Brushing teeth twice a day is an important mode of preventing dental caries. Effective brushing will remove dental plaques, which is the first step in dental decay. Using a tooth paste containing fluoride reduces decay by making enamel more resistant. In contrast to very high prevalence of dental caries in this population, tooth brushing was commenced at very young age and nearly all children were using a tooth paste containing fluoride. High prevalence of dental caries in the presence of good oral hygiene practices, points towards wrong feeding practices as the cause. A study conducted in the same area revealed a high prevalence of wrong feeding practices, like overnight feeding beyond two years of age and adding sugar to formula milk[6].
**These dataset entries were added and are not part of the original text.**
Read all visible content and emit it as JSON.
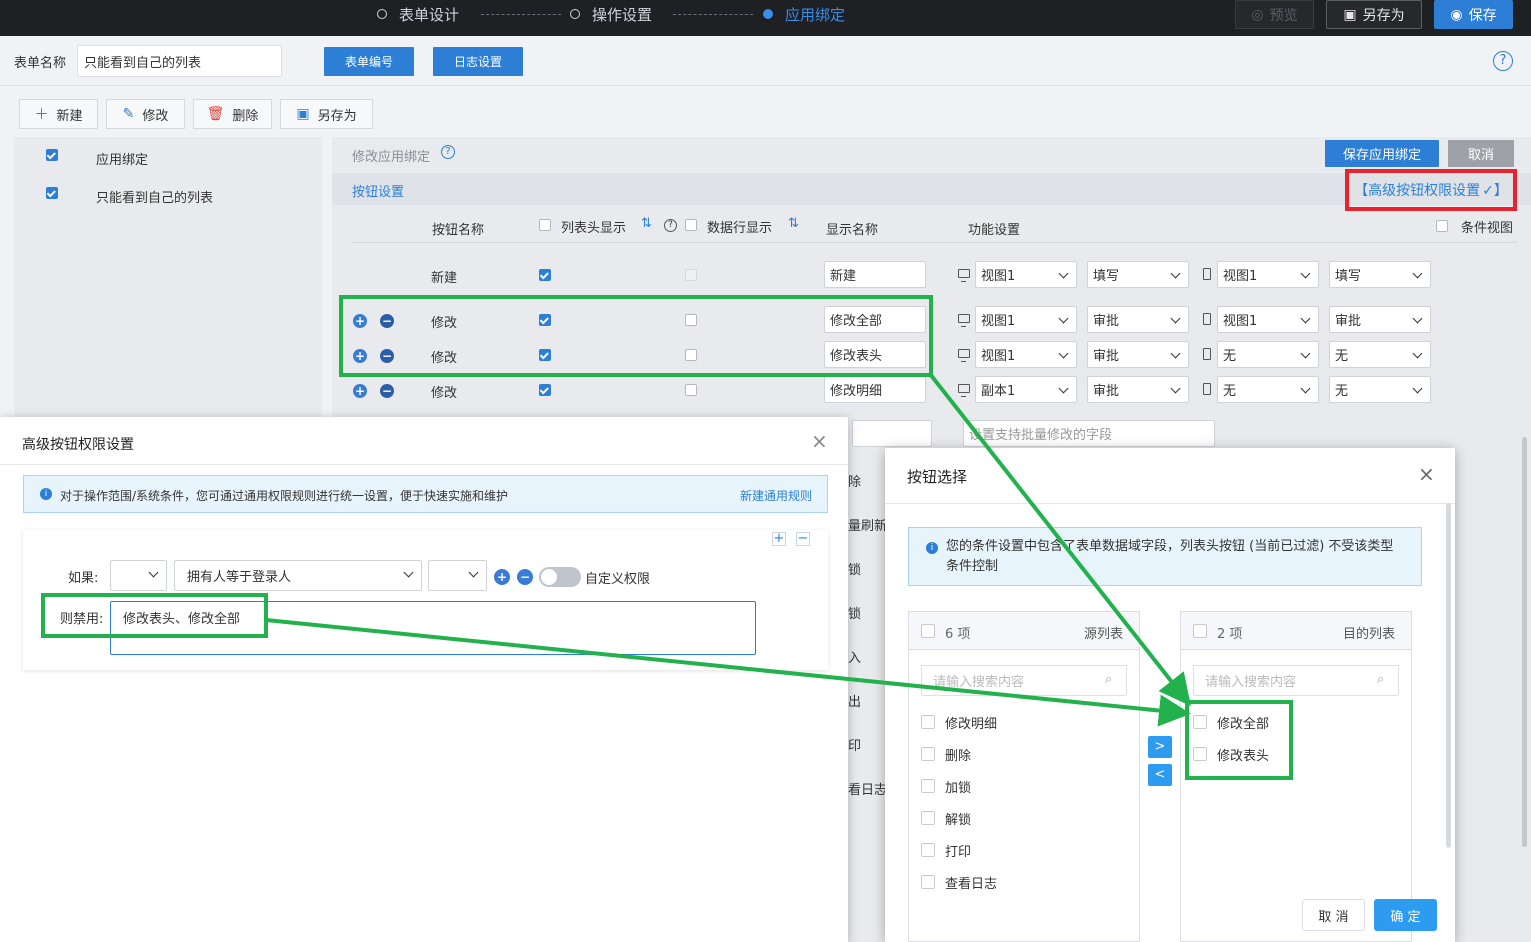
{
  "topbar": {
    "steps": [
      "表单设计",
      "操作设置",
      "应用绑定"
    ],
    "preview": "预览",
    "save_as": "另存为",
    "save": "保存"
  },
  "form": {
    "name_label": "表单名称",
    "name_value": "只能看到自己的列表",
    "btn_number": "表单编号",
    "btn_log": "日志设置",
    "help": "?"
  },
  "toolbar": {
    "new": "新建",
    "edit": "修改",
    "delete": "删除",
    "save_as": "另存为"
  },
  "left_list": [
    {
      "label": "应用绑定",
      "checked": true
    },
    {
      "label": "只能看到自己的列表",
      "checked": true
    }
  ],
  "right": {
    "edit_binding": "修改应用绑定",
    "save_binding": "保存应用绑定",
    "cancel": "取消",
    "button_settings": "按钮设置",
    "advanced": "【高级按钮权限设置",
    "headers": {
      "button_name": "按钮名称",
      "header_show": "列表头显示",
      "row_show": "数据行显示",
      "display_name": "显示名称",
      "function": "功能设置",
      "condition_view": "条件视图"
    },
    "rows": [
      {
        "name": "新建",
        "header": true,
        "row": false,
        "row_disabled": true,
        "display": "新建",
        "v1": "视图1",
        "a1": "填写",
        "v2": "视图1",
        "a2": "填写",
        "ctrl": false
      },
      {
        "name": "修改",
        "header": true,
        "row": false,
        "display": "修改全部",
        "v1": "视图1",
        "a1": "审批",
        "v2": "视图1",
        "a2": "审批",
        "ctrl": true
      },
      {
        "name": "修改",
        "header": true,
        "row": false,
        "display": "修改表头",
        "v1": "视图1",
        "a1": "审批",
        "v2": "无",
        "a2": "无",
        "ctrl": true
      },
      {
        "name": "修改",
        "header": true,
        "row": false,
        "display": "修改明细",
        "v1": "副本1",
        "a1": "审批",
        "v2": "无",
        "a2": "无",
        "ctrl": true
      }
    ],
    "batch_placeholder": "设置支持批量修改的字段",
    "partial_labels": [
      "除",
      "量刷新",
      "锁",
      "锁",
      "入",
      "出",
      "印",
      "看日志"
    ]
  },
  "dialog1": {
    "title": "高级按钮权限设置",
    "info": "对于操作范围/系统条件，您可通过通用权限规则进行统一设置，便于快速实施和维护",
    "new_rule": "新建通用规则",
    "if_label": "如果:",
    "condition": "拥有人等于登录人",
    "custom": "自定义权限",
    "disable_label": "则禁用:",
    "disable_value": "修改表头、修改全部"
  },
  "dialog2": {
    "title": "按钮选择",
    "info": "您的条件设置中包含了表单数据域字段，列表头按钮 (当前已过滤) 不受该类型条件控制",
    "source": {
      "count": "6 项",
      "title": "源列表",
      "search": "请输入搜索内容",
      "items": [
        "修改明细",
        "删除",
        "加锁",
        "解锁",
        "打印",
        "查看日志"
      ]
    },
    "target": {
      "count": "2 项",
      "title": "目的列表",
      "search": "请输入搜索内容",
      "items": [
        "修改全部",
        "修改表头"
      ]
    },
    "cancel": "取 消",
    "ok": "确 定"
  },
  "colors": {
    "accent": "#2d7fd6",
    "annotation_green": "#22b14c",
    "annotation_red": "#e8232d"
  }
}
Pattern of dental decay described by this study is similar to findings of earlier studies[9]. Most commonly involved teeth were the maxillary incisors and these accounted for nearly half of the carious teeth. When children are fed at night, milk tends to pool between the upper lip and maxillary incisors. Carbohydrates in milk are fermented by bacteria leading to dental caries[15]. In contrast incisors of the lower jaw had a very low prevalence of caries, probably because tongue and lower lip cover them from pooled milk. In the lower jaw, molars in both quadrants had high prevalence of caries. In the upper jaw first molars had high prevalence of caries but second molars had relatively low prevalence, which may be due to late eruption. Canines were the least involved, probably because their shape providing some protection from caries.
Limitations
The major limitation of this study was not using a dental mirror when examining teeth. Due to this only dentinal caries could be studied. The actual prevalence of dental caries will be higher than described by this study. The study setting was also not the ideal for this type of a study. Other limitation is, due to study population not representing the entire country finding of this study cannot be generalized as national figures.